The relationship is not the asset. The relationship is what keeps the assets in their high-value configuration. TSMC’s reserved fab capacity for Nvidia is itself the specific asset; the multi-decade trust between the two firms is what prevents either side from defecting and collapsing that asset’s value. Same on the other side: Nvidia’s Hopper-Blackwell-Rubin supply commitments are the specific asset; the relationship is the structure that keeps them economic.

You know you are in this configuration when three signs co-occur. First, exit costs are highly asymmetric: walking away destroys more value for the leaver than for the counterparty, but both lose meaningful surplus. Second, contracts cannot fully specify the relationship, because too many contingencies are unknowable upfront, so trust does the work that paper would do in a spot transaction. Third, the relationship itself starts to be valued and protected as an asset, with dedicated relationship managers, joint roadmaps, multi-year reviews. The thirty-year Nvidia / TSMC relationship has all three signatures.

The implications follow directly. In a relationship with specific assets, opportunism is not just rude; it is value-destructive on both sides simultaneously. Surge pricing inside such a relationship would shrink the relational surplus that finances both companies’ growth: the hyperscaler reduces its commitment volume next cycle, TSMC re-balances toward other customers, the joint roadmap stops compounding. Williamson formalised this as the central insight of transaction cost economics, for which he received the Nobel Prize. This connects directly to the institutional knowledge thesis we developed in the previous paper: trust accumulated over decades inside relationship-specific investment is itself a form of institutional capital that cannot be reproduced by any third party, however well capitalised.

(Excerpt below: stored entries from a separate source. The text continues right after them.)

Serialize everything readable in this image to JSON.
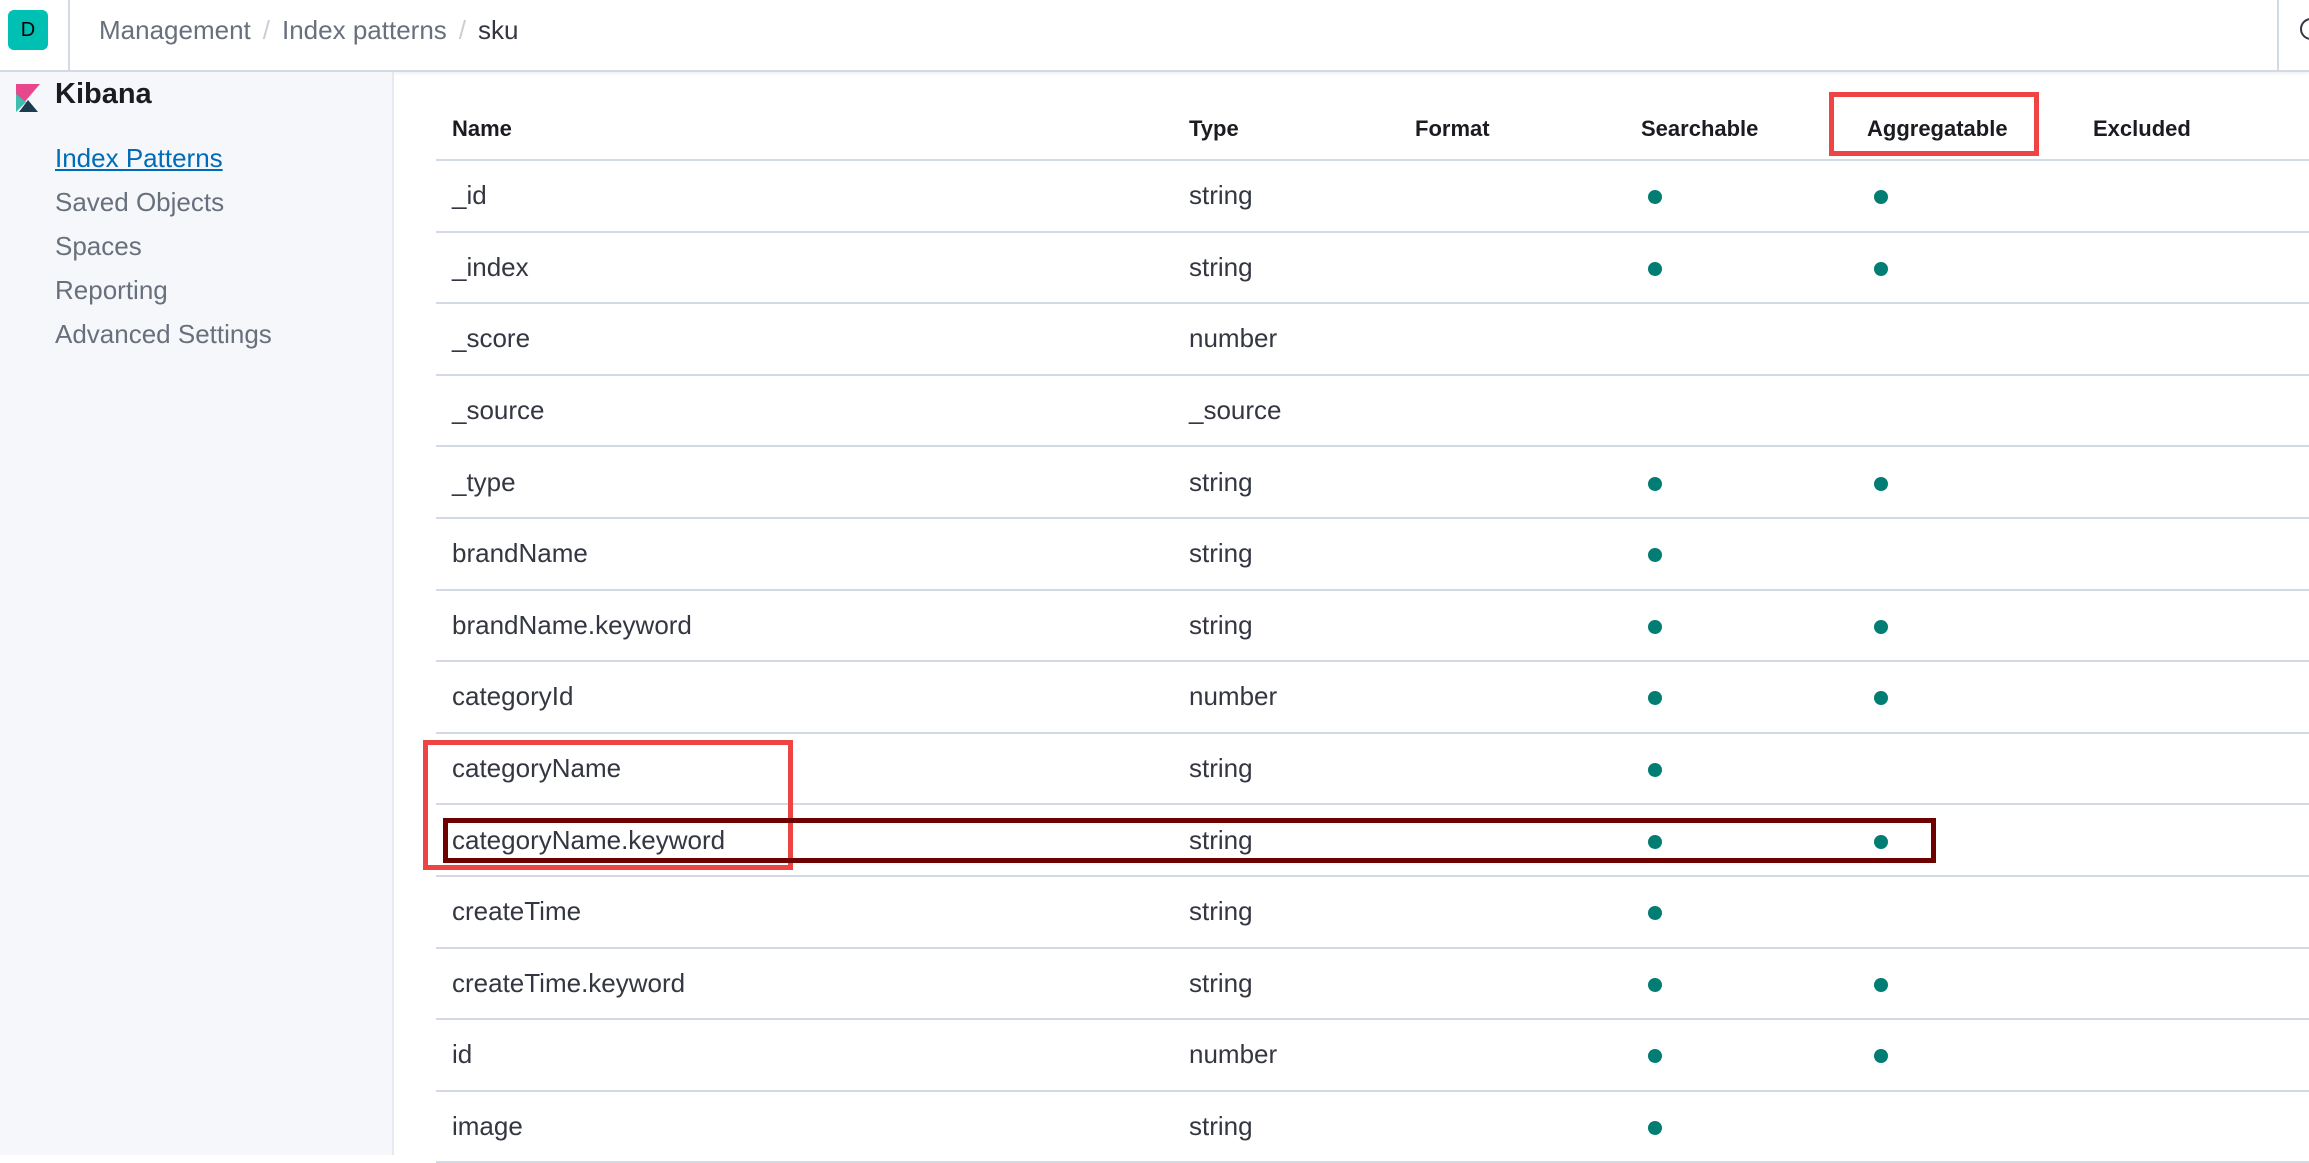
{
  "app": {
    "avatar_letter": "D",
    "product_name": "Kibana"
  },
  "breadcrumbs": [
    "Management",
    "Index patterns",
    "sku"
  ],
  "breadcrumb_separator": "/",
  "sidebar": {
    "items": [
      {
        "label": "Index Patterns",
        "active": true
      },
      {
        "label": "Saved Objects",
        "active": false
      },
      {
        "label": "Spaces",
        "active": false
      },
      {
        "label": "Reporting",
        "active": false
      },
      {
        "label": "Advanced Settings",
        "active": false
      }
    ]
  },
  "table": {
    "columns": [
      "Name",
      "Type",
      "Format",
      "Searchable",
      "Aggregatable",
      "Excluded"
    ],
    "rows": [
      {
        "name": "_id",
        "type": "string",
        "format": "",
        "searchable": true,
        "aggregatable": true,
        "excluded": false
      },
      {
        "name": "_index",
        "type": "string",
        "format": "",
        "searchable": true,
        "aggregatable": true,
        "excluded": false
      },
      {
        "name": "_score",
        "type": "number",
        "format": "",
        "searchable": false,
        "aggregatable": false,
        "excluded": false
      },
      {
        "name": "_source",
        "type": "_source",
        "format": "",
        "searchable": false,
        "aggregatable": false,
        "excluded": false
      },
      {
        "name": "_type",
        "type": "string",
        "format": "",
        "searchable": true,
        "aggregatable": true,
        "excluded": false
      },
      {
        "name": "brandName",
        "type": "string",
        "format": "",
        "searchable": true,
        "aggregatable": false,
        "excluded": false
      },
      {
        "name": "brandName.keyword",
        "type": "string",
        "format": "",
        "searchable": true,
        "aggregatable": true,
        "excluded": false
      },
      {
        "name": "categoryId",
        "type": "number",
        "format": "",
        "searchable": true,
        "aggregatable": true,
        "excluded": false
      },
      {
        "name": "categoryName",
        "type": "string",
        "format": "",
        "searchable": true,
        "aggregatable": false,
        "excluded": false
      },
      {
        "name": "categoryName.keyword",
        "type": "string",
        "format": "",
        "searchable": true,
        "aggregatable": true,
        "excluded": false
      },
      {
        "name": "createTime",
        "type": "string",
        "format": "",
        "searchable": true,
        "aggregatable": false,
        "excluded": false
      },
      {
        "name": "createTime.keyword",
        "type": "string",
        "format": "",
        "searchable": true,
        "aggregatable": true,
        "excluded": false
      },
      {
        "name": "id",
        "type": "number",
        "format": "",
        "searchable": true,
        "aggregatable": true,
        "excluded": false
      },
      {
        "name": "image",
        "type": "string",
        "format": "",
        "searchable": true,
        "aggregatable": false,
        "excluded": false
      }
    ]
  },
  "colors": {
    "accent": "#00bfb3",
    "link": "#006bb8",
    "dot": "#017d73",
    "highlight_red": "#ef4444",
    "highlight_dark": "#6f0000"
  }
}
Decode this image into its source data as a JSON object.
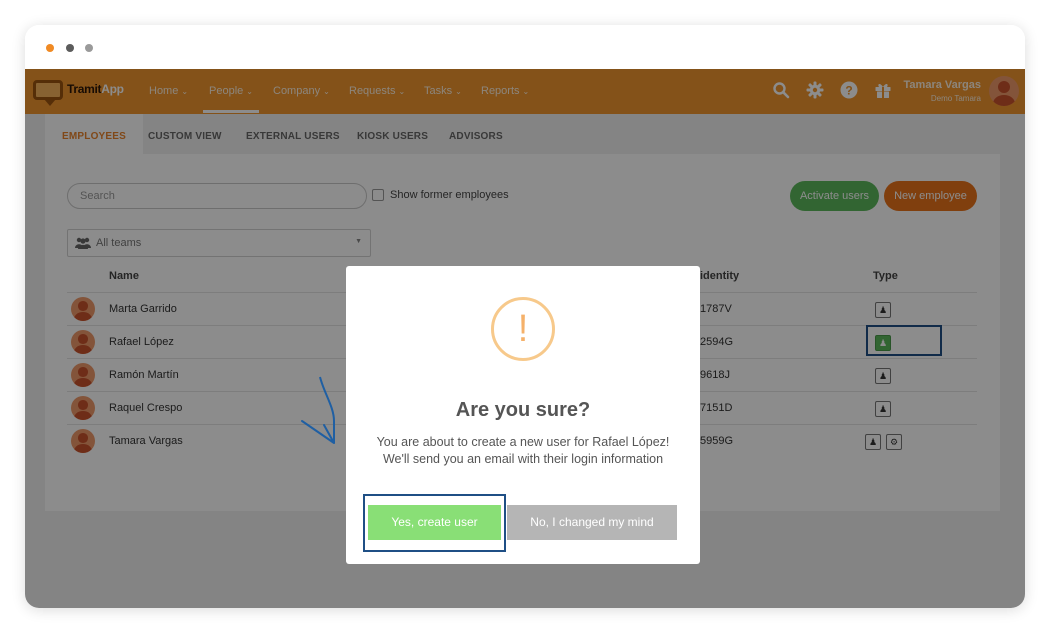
{
  "app": {
    "logo_brand": "Tramit",
    "logo_suffix": "App",
    "nav": [
      {
        "label": "Home",
        "chev": "⌄"
      },
      {
        "label": "People",
        "chev": "⌄"
      },
      {
        "label": "Company",
        "chev": "⌄"
      },
      {
        "label": "Requests",
        "chev": "⌄"
      },
      {
        "label": "Tasks",
        "chev": "⌄"
      },
      {
        "label": "Reports",
        "chev": "⌄"
      }
    ],
    "active_nav": "People",
    "icons": [
      "search-icon",
      "gear-icon",
      "help-icon",
      "gift-icon"
    ],
    "user": {
      "name": "Tamara Vargas",
      "company": "Demo Tamara"
    }
  },
  "tabs": [
    {
      "label": "EMPLOYEES"
    },
    {
      "label": "CUSTOM VIEW"
    },
    {
      "label": "EXTERNAL USERS"
    },
    {
      "label": "KIOSK USERS"
    },
    {
      "label": "ADVISORS"
    }
  ],
  "active_tab": "EMPLOYEES",
  "toolbar": {
    "search_placeholder": "Search",
    "show_former_label": "Show former employees",
    "activate_label": "Activate users",
    "new_employee_label": "New employee",
    "teams_label": "All teams"
  },
  "table": {
    "headers": {
      "name": "Name",
      "identity": "identity",
      "type": "Type"
    },
    "rows": [
      {
        "name": "Marta Garrido",
        "identity": "1787V"
      },
      {
        "name": "Rafael López",
        "identity": "2594G"
      },
      {
        "name": "Ramón Martín",
        "identity": "9618J"
      },
      {
        "name": "Raquel Crespo",
        "identity": "7151D"
      },
      {
        "name": "Tamara Vargas",
        "identity": "5959G"
      }
    ]
  },
  "modal": {
    "icon": "!",
    "title": "Are you sure?",
    "line1": "You are about to create a new user for Rafael López!",
    "line2": "We'll send you an email with their login information",
    "confirm_label": "Yes, create user",
    "cancel_label": "No, I changed my mind"
  },
  "colors": {
    "nav_orange": "#f1962e",
    "accent_orange": "#e9731a",
    "green": "#5cb85c",
    "modal_green": "#89df76",
    "highlight_blue": "#1f4f85"
  }
}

Second, repeated information. The hyperscaler does not interact with Nvidia once. It interacts every cycle, every product generation, with a memory of every prior interaction. Robert Axelrod, in The Evolution of Cooperation (1984), ran the famous tournament that demonstrated empirically how repeated games change the equilibrium⁸. The strategy that wins, against all comers, is not maximum extraction. It is tit-for-tat: cooperate by default, retaliate against defection, forgive once retaliation has corrected behaviour. The point that survives the tournament is that cooperation emerges spontaneously in repeated games where players have memory and where the future matters relative to the present. The optimisation horizon drives the cooperative equilibrium.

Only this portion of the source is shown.